Maar hoe kan het dan dat zijn broer zich niet zo moeilijk gedraagt? Die was 2 jaar toen hij bij jullie kwam, en zal toch ongeveer hetzelfde hebben meegemaakt. Misschien kreeg hij als oudste meer aandacht, en misschien heeft hij een ander karakter en een ander temperament, waardoor hij mogelijk minder last had van de situatie.

Houd er in ieder geval wel rekening mee dat ook uw oudste lastig gedrag kan gaan vertonen (als hij wat ouder wordt).

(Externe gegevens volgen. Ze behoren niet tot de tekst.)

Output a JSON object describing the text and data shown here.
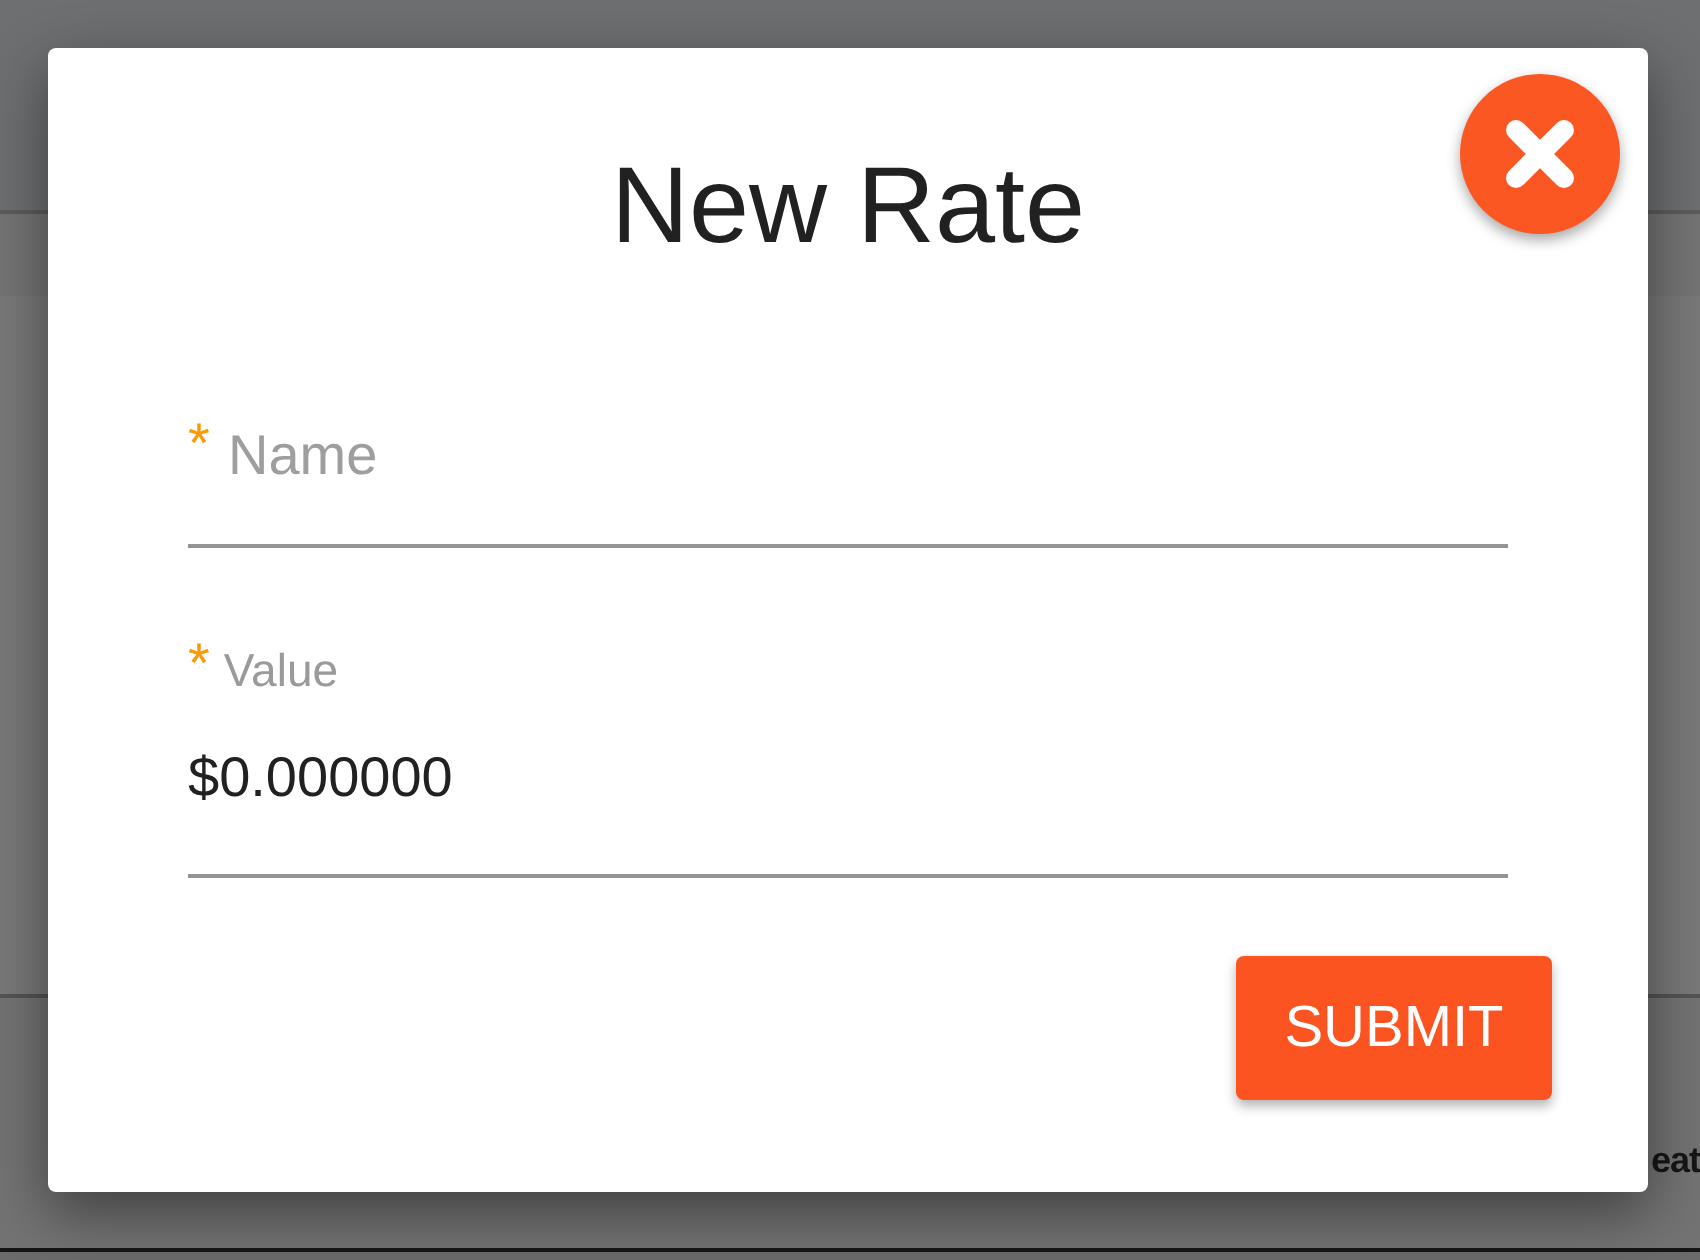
{
  "background": {
    "heading_fragment": "eat"
  },
  "dialog": {
    "title": "New Rate",
    "fields": [
      {
        "required_mark": "*",
        "placeholder": "Name"
      },
      {
        "required_mark": "*",
        "label": "Value",
        "value": "$0.000000"
      }
    ],
    "submit_button": "SUBMIT"
  }
}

Ik zei: kan, want het hoeft natuurlijk niet per se te gebeuren.

Slaan

Het ziet ernaar uit dat uw jongste zoon u (onbewust) aan het testen is, om erachter te komen of u wel echt van hem houdt, en of u hem niet 'wegdoet', zoals hem al eerder overkomen is.

Helaas kunt u zich niet beheersen, en slaat u hem. Dat moet u écht niet doen, daar moet u meteen mee stoppen. Slaan doet pijn, en omdat het meestal niet echt helpt, ben je geneigd steeds harder te slaan. Wat nog meer pijn doet (en angst kweekt in plaats van vertrouwen, etc.). Maar er is nog iets.

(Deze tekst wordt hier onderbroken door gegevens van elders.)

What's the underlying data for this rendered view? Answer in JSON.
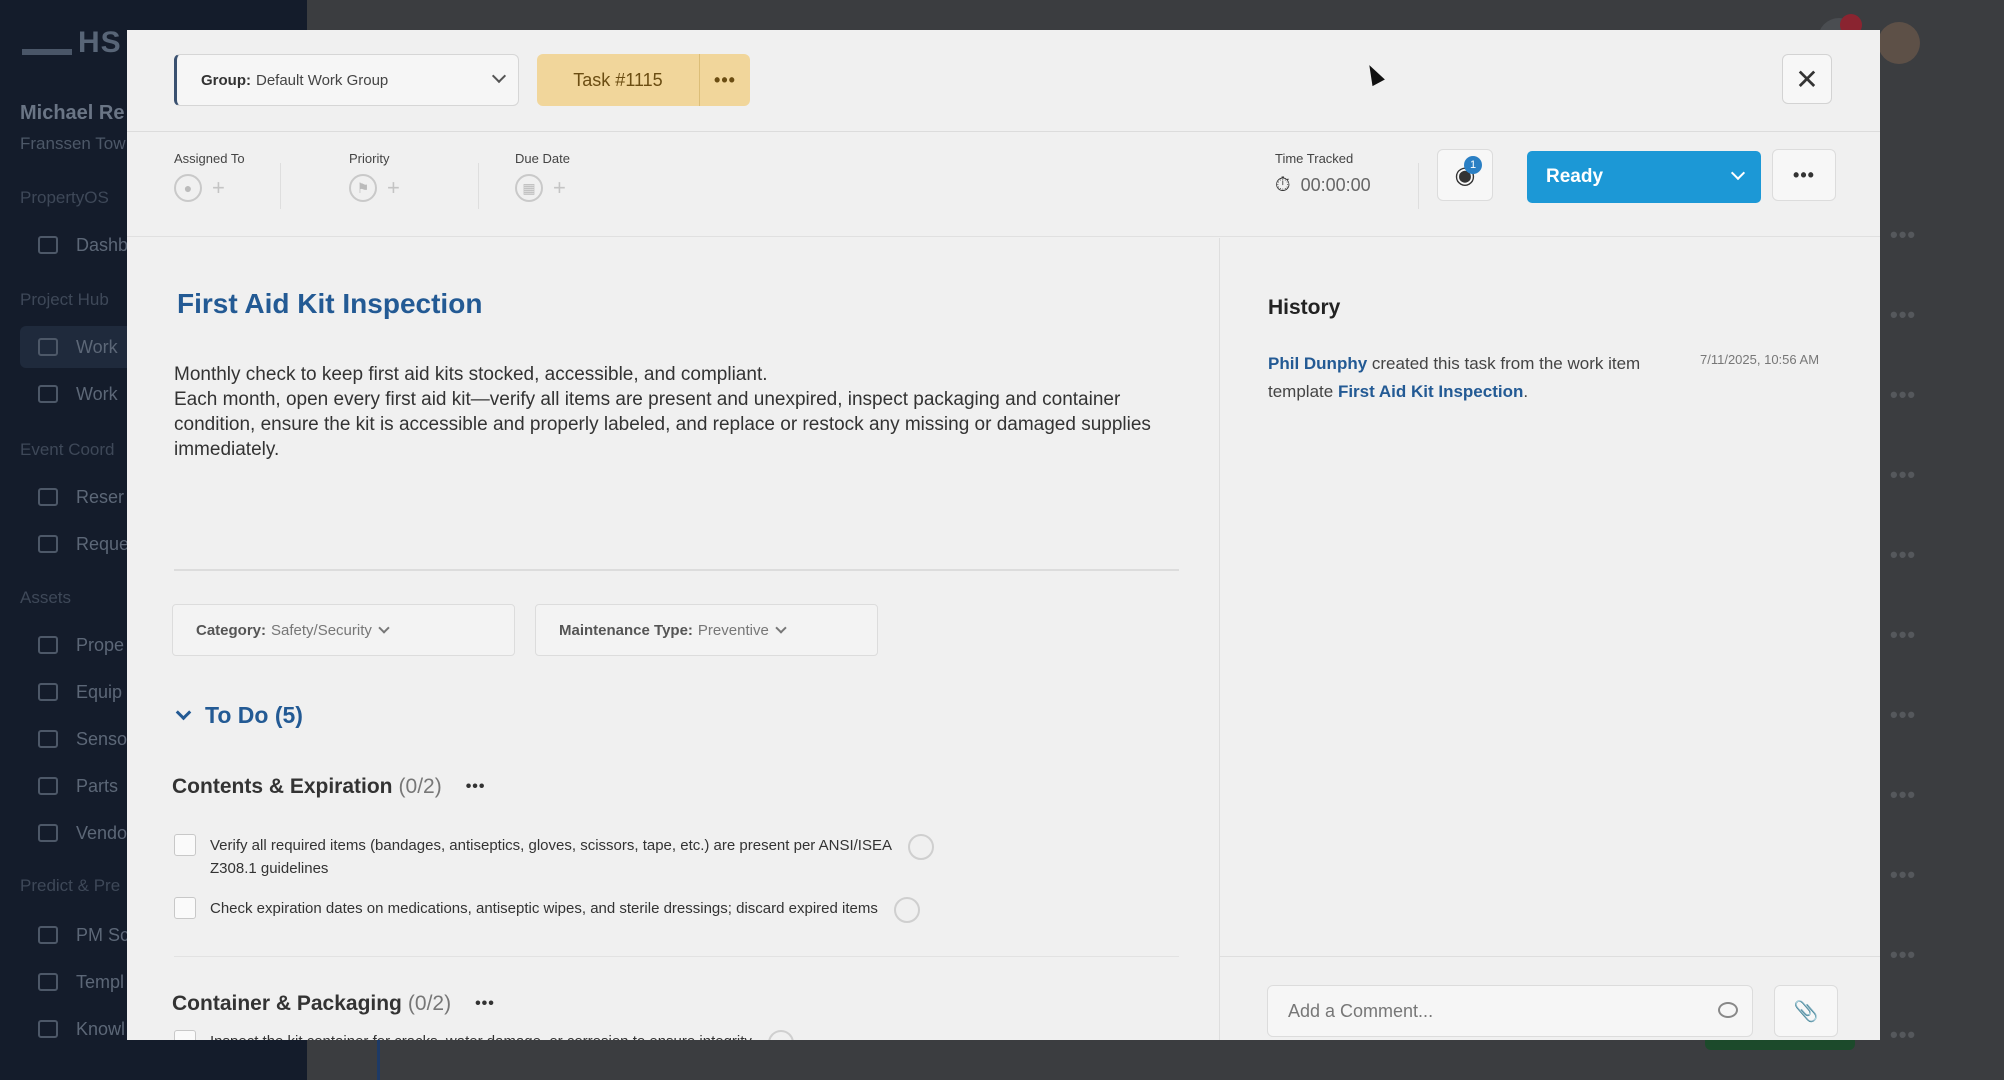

Hij doet u psychisch pijn, en u reageert daarop door hem fysiek pijn te doen. Daarmee geeft u hem de – zeer negatieve – boodschap dat u hem niet begrijpt. Met elke klap maakt u de relatie met uw zoon dus negatiever en agressiever.

Ook leert u hem dat slaan mág. Dus: dat agressie een middel is om je zin te krijgen. Daardoor zal hij zich steeds slechter gaan gedragen, in plaats van beter. Ook ten opzichte van andere mensen.

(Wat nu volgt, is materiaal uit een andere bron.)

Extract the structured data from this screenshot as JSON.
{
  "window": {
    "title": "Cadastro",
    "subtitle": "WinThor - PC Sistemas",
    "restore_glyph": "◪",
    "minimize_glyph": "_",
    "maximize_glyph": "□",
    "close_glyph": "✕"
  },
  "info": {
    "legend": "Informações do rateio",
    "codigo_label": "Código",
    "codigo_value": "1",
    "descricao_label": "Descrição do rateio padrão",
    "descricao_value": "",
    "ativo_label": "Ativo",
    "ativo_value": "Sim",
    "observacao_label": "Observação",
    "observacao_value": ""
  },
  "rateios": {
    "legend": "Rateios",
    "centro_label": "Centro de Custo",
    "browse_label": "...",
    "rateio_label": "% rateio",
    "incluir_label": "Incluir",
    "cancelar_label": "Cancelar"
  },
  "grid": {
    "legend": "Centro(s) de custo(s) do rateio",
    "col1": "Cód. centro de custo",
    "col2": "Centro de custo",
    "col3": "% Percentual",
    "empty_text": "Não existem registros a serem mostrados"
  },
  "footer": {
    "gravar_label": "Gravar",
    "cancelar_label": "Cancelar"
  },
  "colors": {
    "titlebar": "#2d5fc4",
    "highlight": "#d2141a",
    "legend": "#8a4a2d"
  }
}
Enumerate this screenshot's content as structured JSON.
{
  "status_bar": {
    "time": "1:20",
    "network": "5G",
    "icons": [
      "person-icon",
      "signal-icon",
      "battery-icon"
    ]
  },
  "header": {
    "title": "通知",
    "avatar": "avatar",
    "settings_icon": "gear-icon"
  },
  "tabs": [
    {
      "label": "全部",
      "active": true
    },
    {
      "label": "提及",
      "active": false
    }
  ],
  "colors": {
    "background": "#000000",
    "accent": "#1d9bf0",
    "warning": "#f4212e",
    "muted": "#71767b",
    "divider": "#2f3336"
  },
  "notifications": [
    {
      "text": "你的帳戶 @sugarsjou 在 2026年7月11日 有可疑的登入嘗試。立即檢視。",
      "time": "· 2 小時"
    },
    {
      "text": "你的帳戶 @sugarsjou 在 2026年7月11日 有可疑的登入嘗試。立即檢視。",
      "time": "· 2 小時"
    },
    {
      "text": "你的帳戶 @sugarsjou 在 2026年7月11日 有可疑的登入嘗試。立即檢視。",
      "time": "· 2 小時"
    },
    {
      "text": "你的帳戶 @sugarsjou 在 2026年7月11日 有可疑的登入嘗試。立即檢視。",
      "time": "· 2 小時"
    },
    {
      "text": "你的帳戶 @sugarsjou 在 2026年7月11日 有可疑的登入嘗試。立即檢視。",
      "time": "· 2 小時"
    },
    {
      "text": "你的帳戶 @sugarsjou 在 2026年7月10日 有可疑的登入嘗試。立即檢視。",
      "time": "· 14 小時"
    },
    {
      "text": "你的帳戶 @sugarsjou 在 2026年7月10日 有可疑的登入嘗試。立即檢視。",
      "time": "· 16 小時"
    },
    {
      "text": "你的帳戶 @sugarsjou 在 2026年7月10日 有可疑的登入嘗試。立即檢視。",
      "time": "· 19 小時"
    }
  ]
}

Vanaf nu wordt alles anders

Ik raad u aan om samen met uw man met jullie pleegkinderen te gaan praten, en te zeggen dat jullie het anders gaan doen, omdat het vaak niet gezellig is thuis. Zeg dat jullie willen dat iedereen het thuis fijn heeft, dat iedereen voor elkaar zorgt, elkaar helpt en dat er plezier is met elkaar.

Zeg ook dat u zult stoppen met slaan, dat u dat helemaal nooit wilde, en dat u het nu echt niet meer gaat doen.

Hieronder volgen een aantal zaken die u ook moet bespreken, met name de punten 2, 4, 5 en 6. De overige actiepunten zijn meer bedoeld voor uzelf.

Actiepunten

1. Leer uzelf te beheersen. Als u voelt dat u heel boos wordt en wilt slaan, tel dan eerst tot 10 (bij wijze van spreken), of loop even weg uit de situatie om op adem te komen. Of: stuur uw zoontje weg naar de gang (of naar zijn kamer) om zo even uit elkaars buurt te zijn. Zie ook punt 3.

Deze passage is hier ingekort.